Combinatorial Optimisation Can be Different from Continuous Optimisation for MOEAs
Description
This tutorial explores the differences between multi-objective combinatorial optimisation problems and continuous problems through the lens of evolutionary algorithms. It aims to guide researchers and practitioners in designing effective multi-objective evolutionary algorithms (MOEAs) for multi-objective combinatorial optimisation problems.
In the first part of the tutorial, I will show an interesting yet unwelcome behaviour of MOEAs in handling combinatorial optimisation problems.
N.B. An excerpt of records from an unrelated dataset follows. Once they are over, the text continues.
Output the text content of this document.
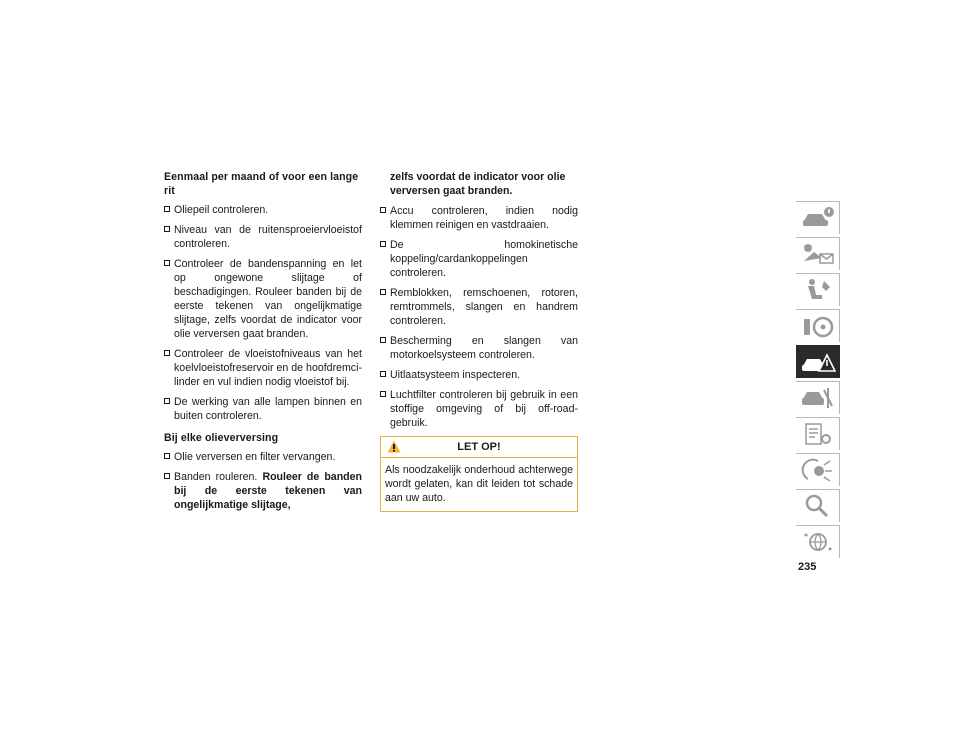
Eenmaal per maand of voor een lange rit
Oliepeil controleren.
Niveau van de ruitensproeiervloeistof controleren.
Controleer de bandenspanning en let op ongewone slijtage of beschadigingen. Rouleer banden bij de eerste tekenen van ongelijkmatige slijtage, zelfs voordat de indicator voor olie verversen gaat branden.
Controleer de vloeistofniveaus van het koelvloeistofreservoir en de hoofdremcilinder en vul indien nodig vloeistof bij.
De werking van alle lampen binnen en buiten controleren.
Bij elke olieverversing
Olie verversen en filter vervangen.
Banden rouleren. Rouleer de banden bij de eerste tekenen van ongelijkmatige slijtage,
zelfs voordat de indicator voor olie verversen gaat branden.
Accu controleren, indien nodig klemmen reinigen en vastdraaien.
De homokinetische koppeling/cardankoppelingen controleren.
Remblokken, remschoenen, rotoren, remtrommels, slangen en handrem controleren.
Bescherming en slangen van motorkoelsysteem controleren.
Uitlaatsysteem inspecteren.
Luchtfilter controleren bij gebruik in een stoffige omgeving of bij off-road-gebruik.
LET OP!
Als noodzakelijk onderhoud achterwege wordt gelaten, kan dit leiden tot schade aan uw auto.
235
That is, when dealing with such problems, the search, in different executions of an MOEA (e.g., NSGA-II), tends to stagnate in different areas in the search space. In other words, the final populations obtained by an MOEA under multiple executions, which can be very close in the objective space, are located far away from one another in the search space. This is not the case for MOEAs when dealing with continuous problems.
In the second part, I will extend this discussion by introducing multi-objective local search heuristics, and show that the behaviour of MOEAs can even be more “localised” than local search methods. Following this, I will delve into key questions:
• Are MOEAs less hopeful for tackling combinatorial optimisation problems?
• What went wrong with current MOEAs?
• How to improve them, and what distinguishes the design of MOEAs for multi-objective combinatorial problems versus continuous problems?
These insights aim to provide actionable strategies for enhancing MOEA performance in combinatorial settings.
Organizers
Dr. Miqing Li (https://sites.google.com/view/miqing-li) is an Associate Professor at the University of Birmingham, UK. His research centres on multi-objective optimisation, where he designs population-based randomised algorithms, primarily evolutionary algorithms, to address both fundamental and applied problems.
In his foundational research, Dr. Li tackles general challenging problems (e.g. problems with many objectives, complex constraints, expensive to evaluate, or combinatorial object). Some of his algorithms (e.g., GrEA and SDE) are among the most widely used ones in the area. On the applied front, he collaborates with experts in diverse areas, including software engineering, high-performance computing, neural architecture search, mechanical engineering, and chemical engineering, developing innovative methods to address real-world problems. Many of these projects have appeared in high-profile journals, with some being among the most cited ones since their publication (e.g., TPDS’2016 and TOSEM’2016).
Dr. Li’s work has received Best Paper Awards/Nominations at major conferences in evolutionary computation (GECCO, CEC, and SEAL). He was the founding chair of the IEEE CIS Task Force on Many-Objective Optimisation and currently serves as an Associate Editor for IEEE Transactions on Evolutionary Computation. Additionally, he has delivered tutorials at major conferences in evolutionary computation and software engineering, including CEC, ICSE, and FSE.